Анна Австрийская обменялась с кардиналом испуганным взглядом.

— В таком случае надо послать за солдатами, — сказал он решительно.

— Если уже не поздно! Вот идет виконт д'Альби. С какими известиями вы пришли? — спросила королева.

Виконт поклонился.

— Прошу прощения, ваше величество, что я осмелился явиться без доклада. Лувру грозит большая опасность!

— Расскажите нам, виконт, что там происходит?

— Маркиз и барон с обнаженными шпагами в руках охраняют этот покой, — ответил Этьенн, — но они не смогут долго устоять против напора разъяренной толпы.

— Чего же хотят эти люди? Этьенн медлил с ответом.

— Говорите откровенно, господин виконт, — сказал кардинал.

— Ваша эминенция! Народ требует выдачи или изгнания!

— И эти негодяи осмелились проникнуть даже сюда, в покои королевы? — спросил Мазарини, бледнея.

— Они были в Пале-Рояль и, не найдя вас там, пришли сюда! Нет возможности остановить разъяренную толпу — их несколько тысяч!
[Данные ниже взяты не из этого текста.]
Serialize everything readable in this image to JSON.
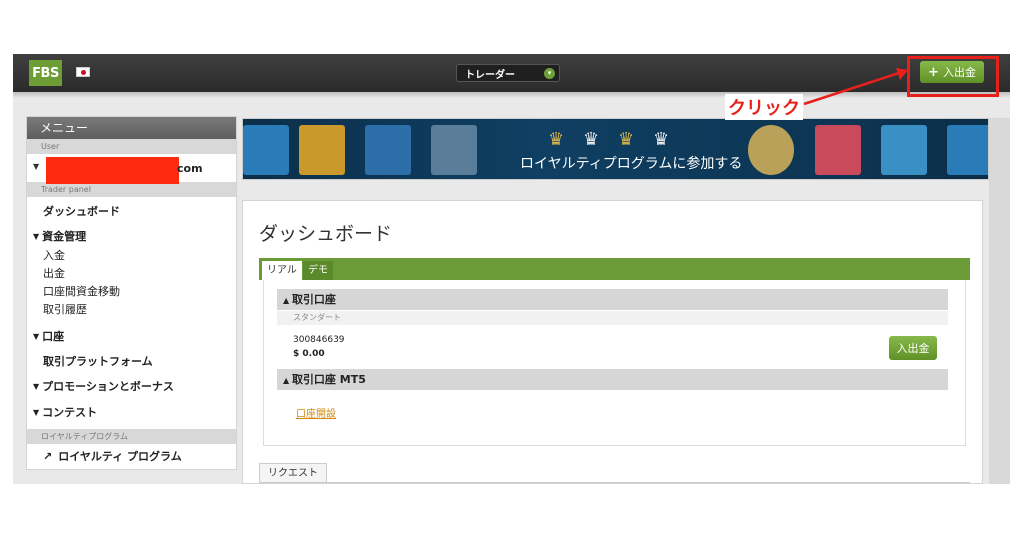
{
  "topbar": {
    "logo": "FBS",
    "mode_select": "トレーダー",
    "deposit_button": "入出金",
    "deposit_plus": "+"
  },
  "annotation": {
    "label": "クリック",
    "color": "#e8201b"
  },
  "sidebar": {
    "menu_header": "メニュー",
    "user_section": "User",
    "user_email_suffix": "com",
    "trader_panel_section": "Trader panel",
    "dashboard": "ダッシュボード",
    "funds_group": "資金管理",
    "funds_items": [
      "入金",
      "出金",
      "口座間資金移動",
      "取引履歴"
    ],
    "accounts_group": "口座",
    "trading_platform": "取引プラットフォーム",
    "promotions_group": "プロモーションとボーナス",
    "contest_group": "コンテスト",
    "loyalty_section": "ロイヤルティプログラム",
    "loyalty_link": "ロイヤルティ プログラム"
  },
  "banner": {
    "text": "ロイヤルティプログラムに参加する"
  },
  "main": {
    "title": "ダッシュボード",
    "tabs": [
      "リアル",
      "デモ"
    ],
    "accounts_header": "取引口座",
    "account_type": "スタンダート",
    "account_number": "300846639",
    "balance": "$ 0.00",
    "deposit_button": "入出金",
    "mt5_header": "取引口座 MT5",
    "open_account_link": "口座開設",
    "request_tab": "リクエスト"
  },
  "colors": {
    "accent_green": "#6a9b37",
    "topbar": "#333333",
    "link_orange": "#d08a10"
  },
  "icons": [
    "fbs-logo-icon",
    "japan-flag-icon",
    "plus-icon",
    "external-link-icon",
    "caret-down-icon",
    "caret-up-icon"
  ]
}
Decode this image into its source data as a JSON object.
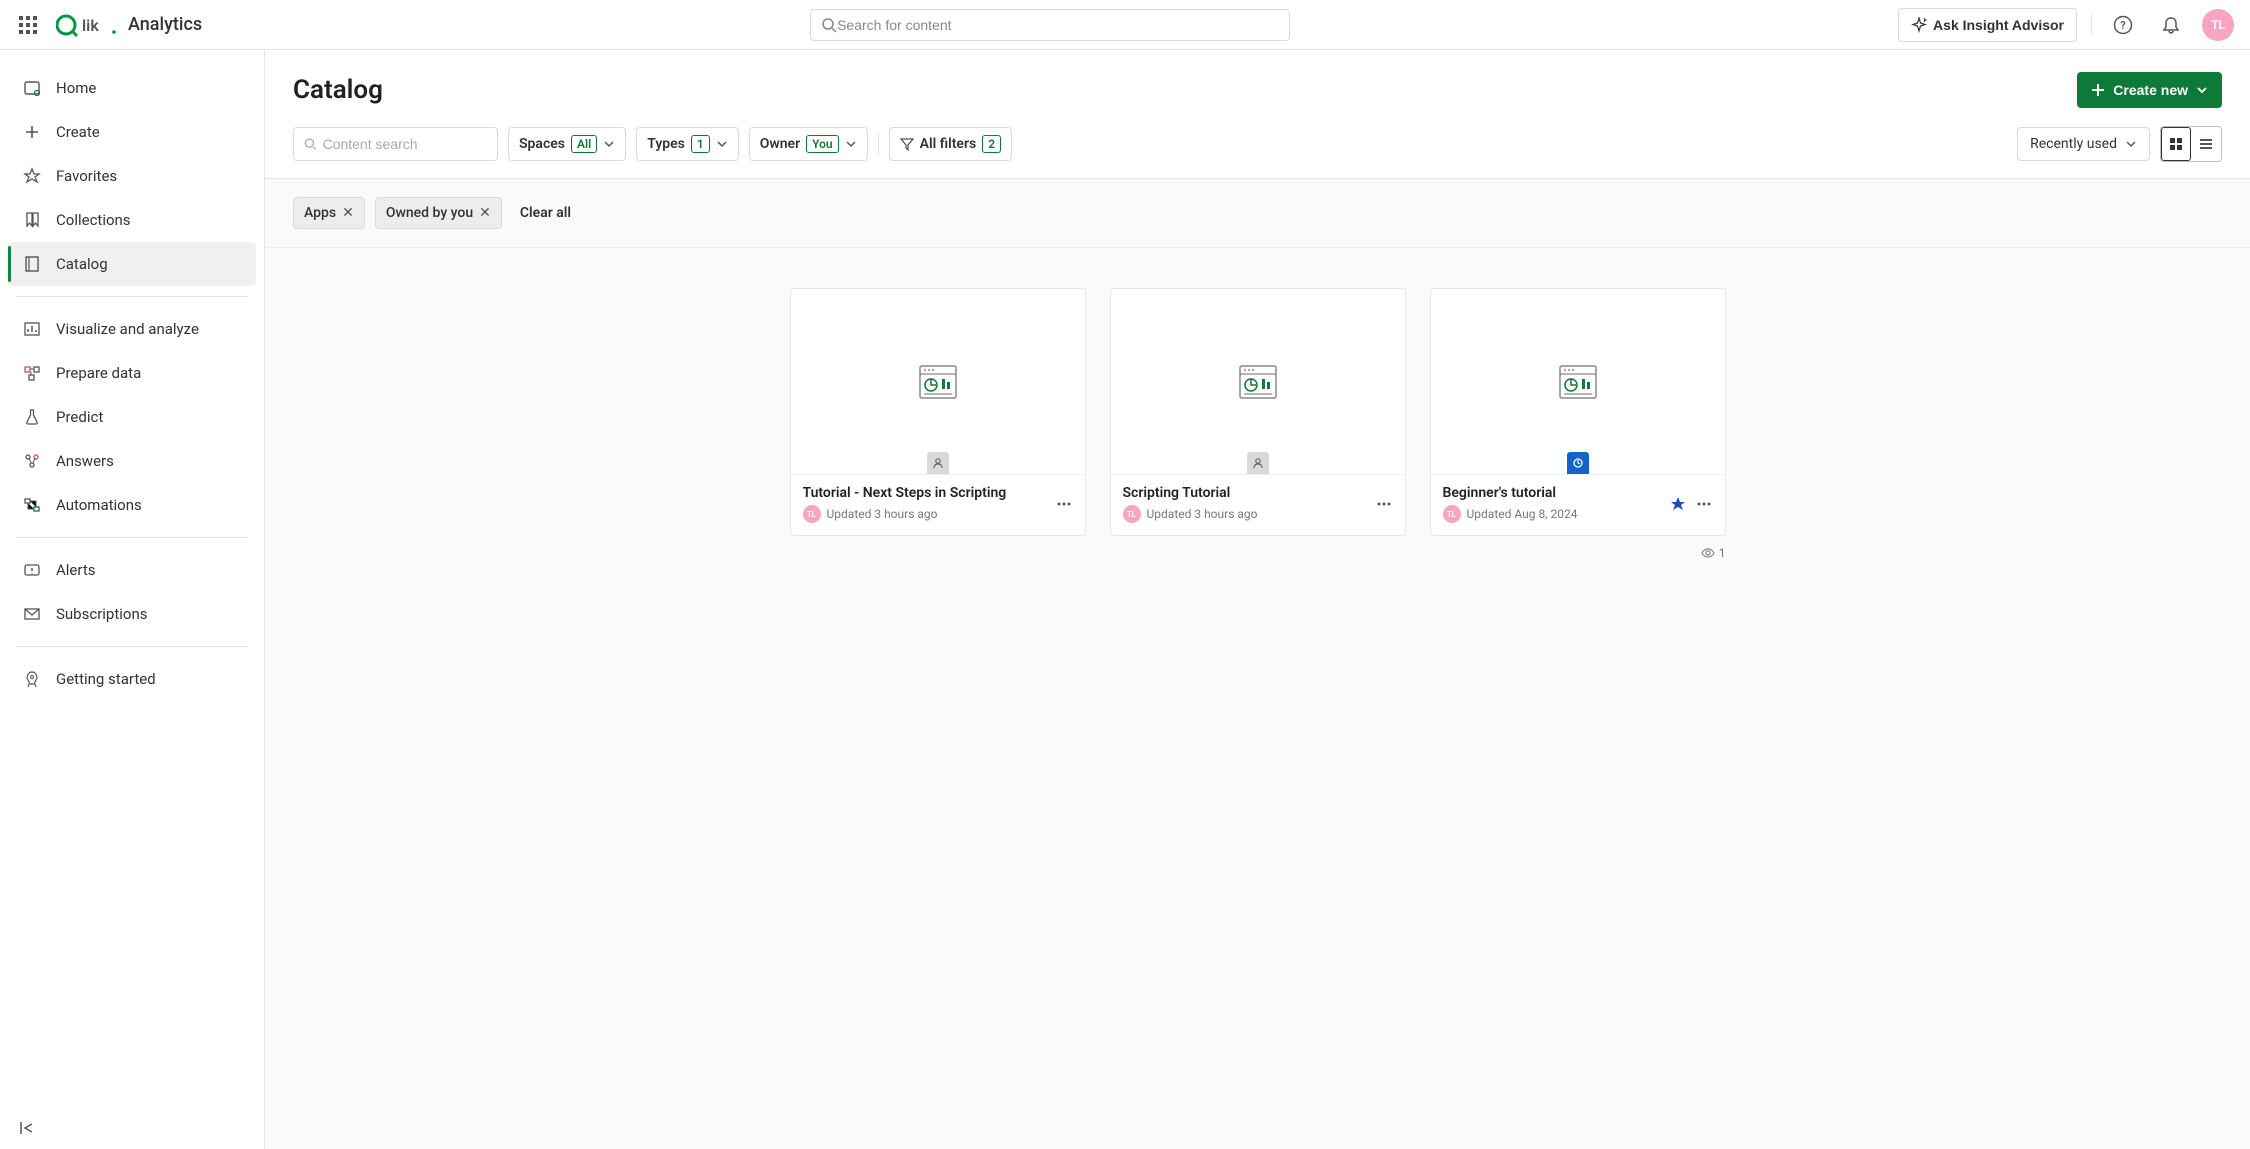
{
  "header": {
    "product": "Analytics",
    "search_placeholder": "Search for content",
    "insight_label": "Ask Insight Advisor",
    "avatar_initials": "TL"
  },
  "sidebar": {
    "items": [
      {
        "label": "Home"
      },
      {
        "label": "Create"
      },
      {
        "label": "Favorites"
      },
      {
        "label": "Collections"
      },
      {
        "label": "Catalog"
      },
      {
        "label": "Visualize and analyze"
      },
      {
        "label": "Prepare data"
      },
      {
        "label": "Predict"
      },
      {
        "label": "Answers"
      },
      {
        "label": "Automations"
      },
      {
        "label": "Alerts"
      },
      {
        "label": "Subscriptions"
      },
      {
        "label": "Getting started"
      }
    ]
  },
  "page": {
    "title": "Catalog",
    "create_label": "Create new",
    "content_search_placeholder": "Content search",
    "filters": {
      "spaces_label": "Spaces",
      "spaces_badge": "All",
      "types_label": "Types",
      "types_badge": "1",
      "owner_label": "Owner",
      "owner_badge": "You",
      "allfilters_label": "All filters",
      "allfilters_badge": "2"
    },
    "sort_label": "Recently used",
    "chips": [
      {
        "label": "Apps"
      },
      {
        "label": "Owned by you"
      }
    ],
    "clear_all": "Clear all"
  },
  "cards": [
    {
      "title": "Tutorial - Next Steps in Scripting",
      "meta": "Updated 3 hours ago",
      "avatar": "TL",
      "favorite": false,
      "space": "personal"
    },
    {
      "title": "Scripting Tutorial",
      "meta": "Updated 3 hours ago",
      "avatar": "TL",
      "favorite": false,
      "space": "personal"
    },
    {
      "title": "Beginner's tutorial",
      "meta": "Updated Aug 8, 2024",
      "avatar": "TL",
      "favorite": true,
      "space": "shared"
    }
  ],
  "view_count": "1"
}
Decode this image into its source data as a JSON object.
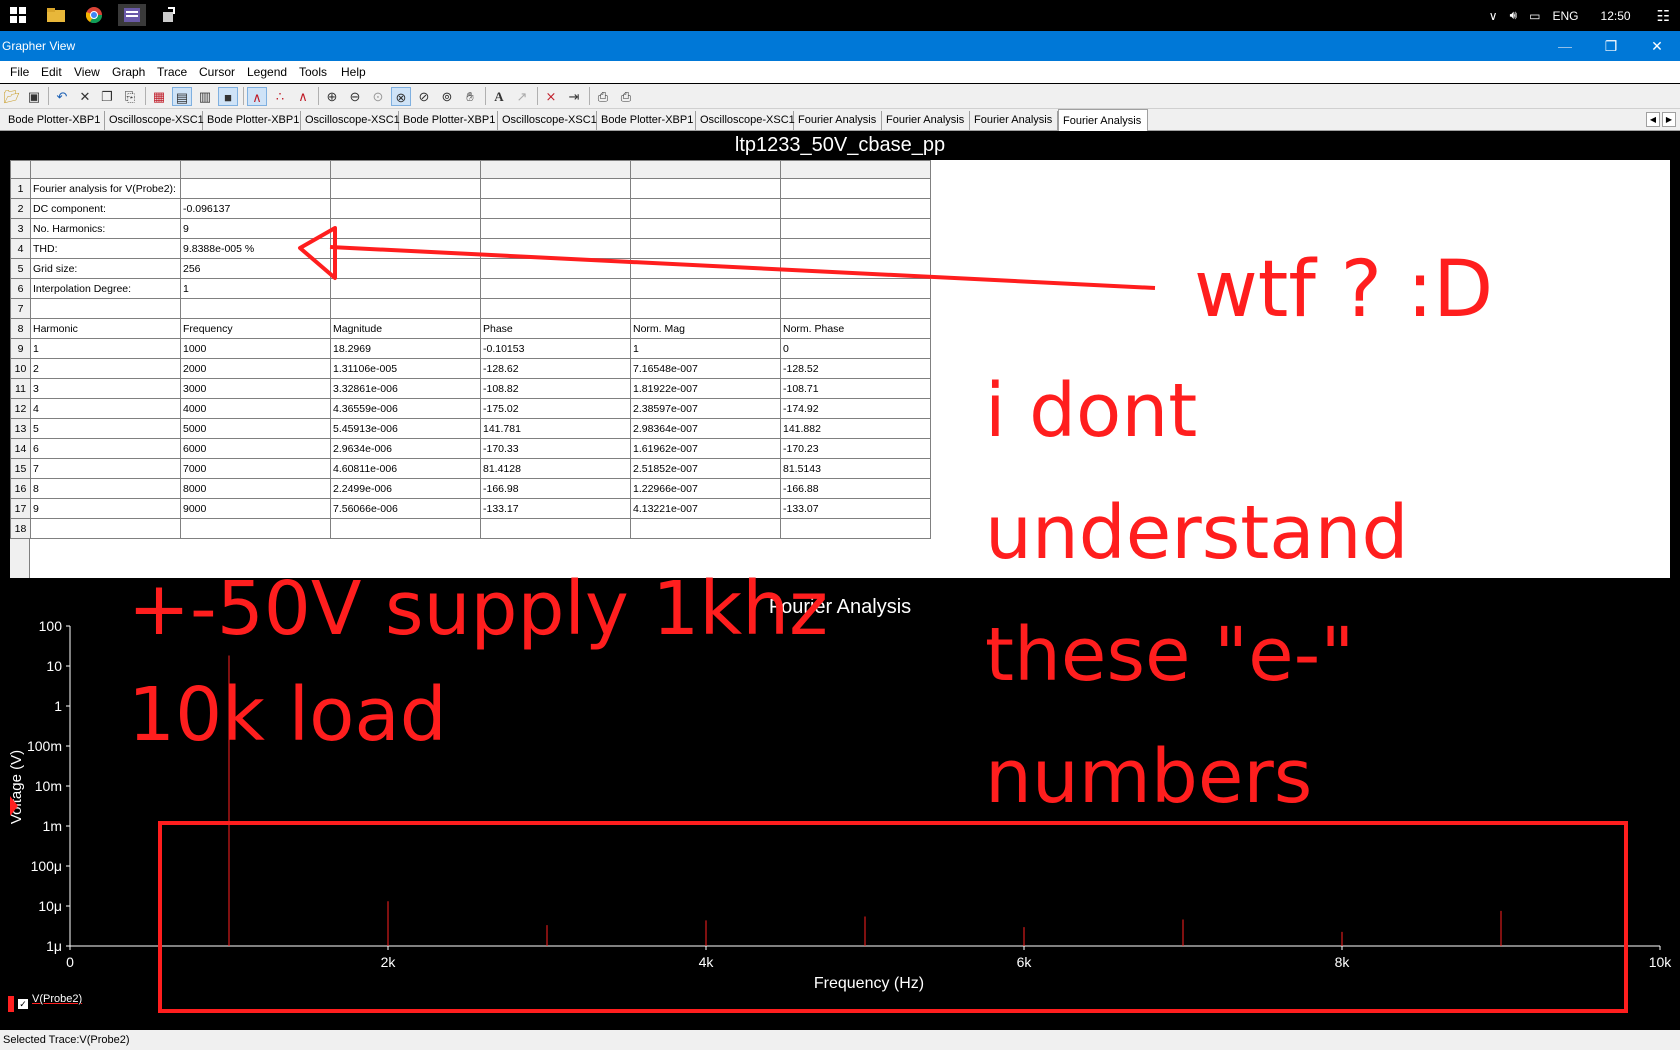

— О Боже! Тогда мы все погибли, — прошептала королева-мать.

— Еще некоторое время мои друзья смогут удерживать этих безумцев, которые требуют, чтобы их пропустили для обыска всех комнат и грозятся убить всякого, кто будет сопротивляться им! Тут возможен только один выход! Один исход для спасения!

— Говорите, виконт!

— Ваша эминенция должны бежать!

— Бежать! — но уже слишком поздно, — сказала Эстебания, — толпа бунтовщиков осадила весь Лувр!

— Это ужасно! — вскричала Анна Австрийская.

— Не пугайтесь, ваше величество, — обратился к ней Мазарини, — я сам выйду к народу.

— Вы погибнете, ваша эминенция, — сказал Этьенн.

— Нет, нет, кардинала надо спасти! Неужели нет выхода? Скорее, скорее! А то будет поздно! — восклицала в отчаянии королева.

— Мне пришло в голову одно средство, которое может помочь, но я не решаюсь сказать о нем, ваше величество, — сказал Этьенн.

— Говорите скорее, виконт, мы готовы на всякую жертву.

— Так как ваша эминенция не можете бежать, вам остается только спрятаться здесь до тех пор, пока все не успокоится, а как только дорога освободится, немедленно оставить Париж!

— Виконт прав, — согласилась Анна Австрийская, — другого средства к спасению нет!

— Но эти люди хотят обыскивать все комнаты, — со страхом заметила Эстебания.

— Надо избрать такое место, где не подумают и не посмеют искать его эминенцию.

— Знаете ли вы такое место? — спросил Мазарини, между тем как шум и крики на улице становились все отчетливее.

— Есть одно только место, в которое мятежники не дерзнут проникнуть, — это спальня его величества короля! — сказал Этьенн.

— О Боже! Какая ночь! Так, значит, и сын мой должен подвергнуться опасности?

— У постели спящего короля эти неуправляемые люди остановятся с почтением! Около кровати короля есть ниша! Там его эминенция должен спрятаться.

— Да, но если кто-нибудь осмелится откинуть занавес, что тогда? — сказала Анна Австрийская, трепеща при этой мысли.

— Этого не случится, ваше величество, я ручаюсь вам головой, — ответил Этьенн, — но нельзя терять ни минуты, слышите? Мятежники проникли уже в смежные комнаты!

— Так пойдемте, кардинал, — сказала Анна Австрийская, подавая Мазарини руку, — но тише, чтобы король не проснулся!

— Теперь ваша эминенция спасены, — продолжал виконт. — Не бойтесь ничего, госпожа обергофмейстерина, — прибавил он, обращаясь к Эстебании, — толпа раздражена не против короля и королевы-матери. Гнев ее относится только к кардиналу! Как только он будет устранен и не попадет на глаза мятежникам, раздражение их очень скоро утихнет!

Анна Австрийская возвратилась в комнату.

— Да поможет нам Пресвятая Дева и благословит ваш совет, господин виконт, — сказала она.

В эту минуту в комнату вошел маркиз.